The falling sheet the star of Lorca swoops
someone gets up and heaves his glass
into the vegetable patch
towards the slow stupid career of beans.
This is the hour
when dead men sit
and write each other.
“Concerning the words we never said
during morning hours of the party
there was glass under my bare feet
laws of the kitchen were broken
and each word moved
in my mouth like muscle . . .”
This is the hour for sudden journeying.
Cervantes accepts
a 17th Century invitation
from the Chinese Emperor.
Schools of Chinese-Spanish Linguistics!
Rivers of the world meet!
And here
ducks dressed in Asia
pivot on foreign waters.
At 4 a.m. he wakes in the sheet
that earlier held tropics in its whiteness.

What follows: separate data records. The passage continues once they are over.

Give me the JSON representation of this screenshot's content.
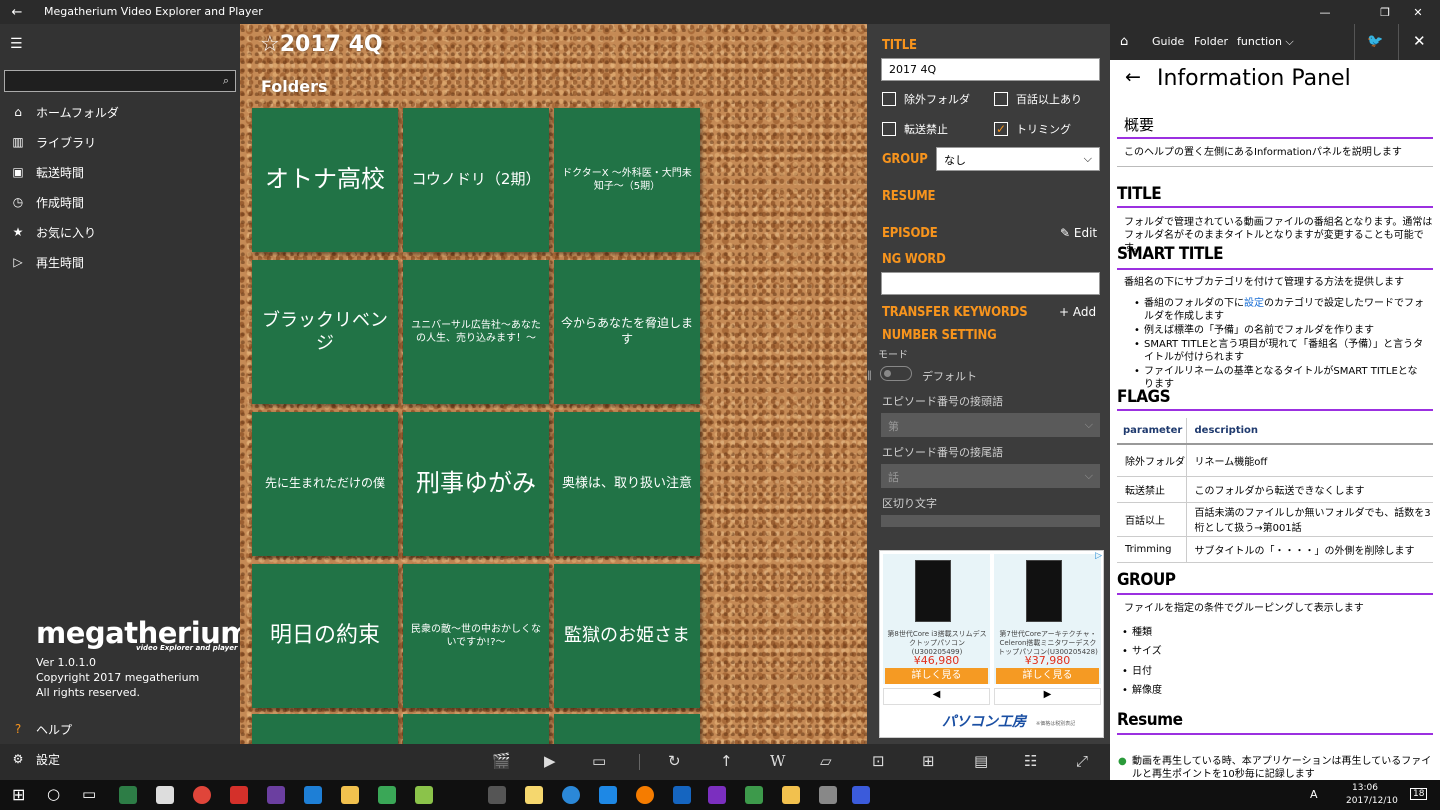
{
  "window": {
    "title": "Megatherium Video Explorer and Player",
    "back": "←",
    "min": "—",
    "max": "❐",
    "close": "✕"
  },
  "sidebar": {
    "menu_icon": "hamburger-icon",
    "search_placeholder": "",
    "items": [
      {
        "label": "ホームフォルダ",
        "icon": "home-icon",
        "glyph": "⌂"
      },
      {
        "label": "ライブラリ",
        "icon": "library-icon",
        "glyph": "▥"
      },
      {
        "label": "転送時間",
        "icon": "calendar-icon",
        "glyph": "▣"
      },
      {
        "label": "作成時間",
        "icon": "clock-icon",
        "glyph": "◷"
      },
      {
        "label": "お気に入り",
        "icon": "star-icon",
        "glyph": "★"
      },
      {
        "label": "再生時間",
        "icon": "play-icon",
        "glyph": "▷"
      }
    ],
    "logo": "megatherium",
    "logo_sub": "video Explorer and player",
    "version": "Ver 1.0.1.0",
    "copyright": "Copyright 2017 megatherium",
    "rights": "All rights reserved.",
    "help": "ヘルプ",
    "settings": "設定",
    "help_glyph": "?",
    "settings_glyph": "⚙"
  },
  "main": {
    "title": "☆2017 4Q",
    "folders_label": "Folders",
    "tiles": [
      {
        "label": "オトナ高校",
        "size": "big"
      },
      {
        "label": "コウノドリ（2期）",
        "size": "mid"
      },
      {
        "label": "ドクターX ～外科医・大門未知子～（5期）",
        "size": "small"
      },
      {
        "label": "ブラックリベンジ",
        "size": "mid2"
      },
      {
        "label": "ユニバーサル広告社～あなたの人生、売り込みます！～",
        "size": "small"
      },
      {
        "label": "今からあなたを脅迫します",
        "size": "sm2"
      },
      {
        "label": "先に生まれただけの僕",
        "size": "sm2"
      },
      {
        "label": "刑事ゆがみ",
        "size": "big"
      },
      {
        "label": "奥様は、取り扱い注意",
        "size": "sm3"
      },
      {
        "label": "明日の約束",
        "size": "big2"
      },
      {
        "label": "民衆の敵～世の中おかしくないですか!?～",
        "size": "small"
      },
      {
        "label": "監獄のお姫さま",
        "size": "mid2"
      }
    ]
  },
  "detail": {
    "title_label": "TITLE",
    "title_value": "2017 4Q",
    "checks": [
      {
        "label": "除外フォルダ",
        "checked": false
      },
      {
        "label": "百話以上あり",
        "checked": false
      },
      {
        "label": "転送禁止",
        "checked": false
      },
      {
        "label": "トリミング",
        "checked": true
      }
    ],
    "group_label": "GROUP",
    "group_value": "なし",
    "resume_label": "RESUME",
    "episode_label": "EPISODE",
    "edit": "Edit",
    "ngword_label": "NG WORD",
    "transfer_label": "TRANSFER KEYWORDS",
    "add": "Add",
    "number_label": "NUMBER SETTING",
    "mode": "モード",
    "default": "デフォルト",
    "prefix_label": "エピソード番号の接頭語",
    "prefix_value": "第",
    "suffix_label": "エピソード番号の接尾語",
    "suffix_value": "話",
    "separator_label": "区切り文字"
  },
  "ad": {
    "items": [
      {
        "text": "第8世代Core i3搭載スリムデスクトップパソコン(U300205499)",
        "price": "¥46,980",
        "button": "詳しく見る"
      },
      {
        "text": "第7世代Coreアーキテクチャ・Celeron搭載ミニタワーデスクトップパソコン(U300205428)",
        "price": "¥37,980",
        "button": "詳しく見る"
      }
    ],
    "prev": "◀",
    "next": "▶",
    "brand": "パソコン工房",
    "brand_note": "※価格は税別表記"
  },
  "info_header": {
    "home": "⌂",
    "guide": "Guide",
    "folder": "Folder",
    "function": "function ⌵",
    "twitter": "twitter-icon",
    "close": "✕"
  },
  "info": {
    "back": "←",
    "title": "Information Panel",
    "overview_h": "概要",
    "overview_p": "このヘルプの置く左側にあるInformationパネルを説明します",
    "title_h": "TITLE",
    "title_p": "フォルダで管理されている動画ファイルの番組名となります。通常はフォルダ名がそのままタイトルとなりますが変更することも可能です。",
    "smart_h": "SMART TITLE",
    "smart_p": "番組名の下にサブカテゴリを付けて管理する方法を提供します",
    "smart_b1a": "番組のフォルダの下に",
    "smart_b1link": "設定",
    "smart_b1b": "のカテゴリで設定したワードでフォルダを作成します",
    "smart_b2": "例えば標準の「予備」の名前でフォルダを作ります",
    "smart_b3": "SMART TITLEと言う項目が現れて「番組名（予備）」と言うタイトルが付けられます",
    "smart_b4": "ファイルリネームの基準となるタイトルがSMART TITLEとなります",
    "flags_h": "FLAGS",
    "flags_cols": [
      "parameter",
      "description"
    ],
    "flags_rows": [
      [
        "除外フォルダ",
        "リネーム機能off"
      ],
      [
        "転送禁止",
        "このフォルダから転送できなくします"
      ],
      [
        "百話以上",
        "百話未満のファイルしか無いフォルダでも、話数を3桁として扱う→第001話"
      ],
      [
        "Trimming",
        "サブタイトルの「・・・・」の外側を削除します"
      ]
    ],
    "group_h": "GROUP",
    "group_p": "ファイルを指定の条件でグルーピングして表示します",
    "group_items": [
      "種類",
      "サイズ",
      "日付",
      "解像度"
    ],
    "resume_h": "Resume",
    "resume_b1": "動画を再生している時、本アプリケーションは再生しているファイルと再生ポイントを10秒毎に記録します"
  },
  "toolbar": {
    "icons": [
      "clapper-icon",
      "play-step-icon",
      "monitor-icon",
      "refresh-icon",
      "up-arrow-icon",
      "w-icon",
      "image-icon",
      "shrink-icon",
      "add-window-icon",
      "clipboard-icon",
      "speaker-list-icon",
      "expand-icon"
    ],
    "glyphs": [
      "🎬",
      "▶",
      "▭",
      "↻",
      "↑",
      "W",
      "▱",
      "⊡",
      "⊞",
      "▤",
      "☷",
      "⤢"
    ]
  },
  "taskbar": {
    "start": "⊞",
    "search": "○",
    "taskview": "▭",
    "time": "13:06",
    "date": "2017/12/10",
    "ime": "A",
    "notify": "18"
  }
}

The invited river flows through the house
into the kitchen up
stairs, he awakens and moves within it.
In the dim light
he sees the turkish carpet under water,
low stools, glint
of piano pedals, even a sleeping dog
whose dreams may be of rain.
It is a river he has walked elsewhere
now visiting moving with him at the hip
to kitchen where a friend sleeps in a chair
head on the table his grip
still round a glass, legs underwater.
He wants to relax
and give in to the night
fall horizontal and swim
to the back kitchen where his daughter sleeps.
He wishes to swim
to each of his family and gaze
at their underwater dreaming
this magic chain of bubbles.
Wife, son, household guests, all
comfortable in clean river water.
He is aware that for hours
there has been no conversation,
tongues have slid to stupidity on alcohol
sleeping mouths are photographs of yells.

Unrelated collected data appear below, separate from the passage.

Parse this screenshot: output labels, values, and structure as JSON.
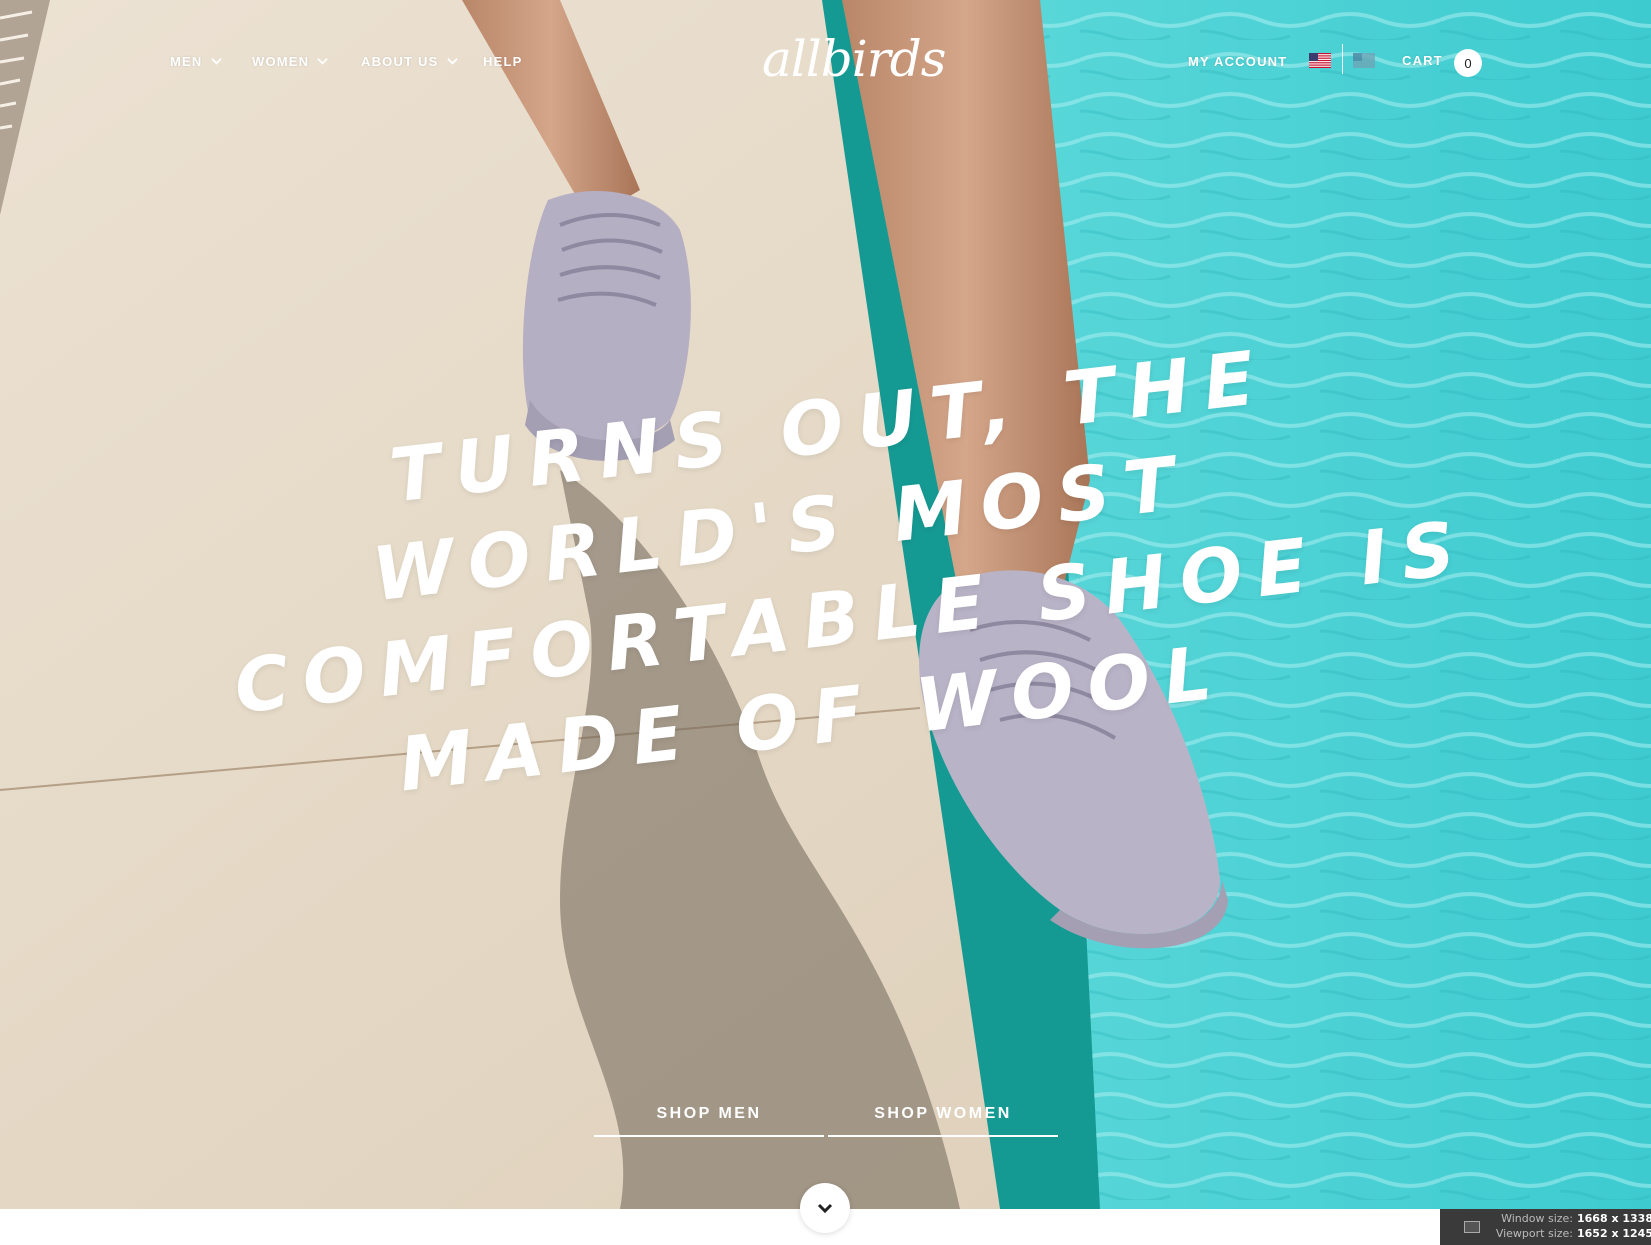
{
  "nav": {
    "items": [
      {
        "label": "MEN",
        "has_dropdown": true
      },
      {
        "label": "WOMEN",
        "has_dropdown": true
      },
      {
        "label": "ABOUT US",
        "has_dropdown": true
      },
      {
        "label": "HELP",
        "has_dropdown": false
      }
    ],
    "logo": "allbirds",
    "account_label": "MY ACCOUNT",
    "cart_label": "CART",
    "cart_count": "0",
    "flags": [
      "us-flag-icon",
      "secondary-flag-icon"
    ]
  },
  "hero": {
    "headline_lines": [
      "TURNS OUT, THE",
      "WORLD'S MOST",
      "COMFORTABLE SHOE IS",
      "MADE OF WOOL"
    ],
    "cta_men": "SHOP MEN",
    "cta_women": "SHOP WOMEN",
    "scroll_icon": "chevron-down-icon"
  },
  "overlay": {
    "window_label": "Window size:",
    "window_value": "1668 x 1338",
    "viewport_label": "Viewport size:",
    "viewport_value": "1652 x 1245"
  },
  "colors": {
    "pool": "#3ccbcf",
    "pool_edge": "#149a93",
    "deck": "#e6d9c6",
    "shoe": "#b5afc3",
    "text": "#ffffff"
  }
}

He stands waiting, the sentinel,
shambling back and forth, his anger
and desire against the dark
which, if he closes his eyes,
will lose them all.
The oven light
shines up through water at him
a bathysphere a ghost ship
and in the half drowned room
the crickets like small pins
begin to tack down
the black canvas of this night,
begin to talk their hesitant
gnarled epigrams to each other
across the room.
Creak and echo.
Creak and echo. With absolute clarity
he knows where he is.
THE CINNAMON PEELER
If I were a cinnamon peeler
I would ride your bed
and leave the yellow bark dust
on your pillow.
Your breasts and shoulders would reek
you could never walk through markets
without the profession of my fingers
floating over you. The blind would
stumble certain of whom they approached
though you might bathe
under rain gutters, monsoon.
Here on the upper thigh
at this smooth pasture
neighbour to your hair
or the crease
that cuts your back. This ankle.
You will be known among strangers
as the cinnamon peeler’s wife.
I could hardly glance at you
before marriage
never touch you
—your keen nosed mother, your rough brothers.
I buried my hands
in saffron, disguised them
over smoking tar,
helped the honey gatherers . . .
When we swam once
I touched you in water
and our bodies remained free,
you could hold me and be blind of smell.
You climbed the bank and said
this is how you touch other women
the grass cutter’s wife, the lime burner’s daughter.
And you searched your arms
for the missing perfume
and knew
what good is it
to be the lime burner’s daughter
left with no trace
as if not spoken to in the act of love
as if wounded without the pleasure of a scar.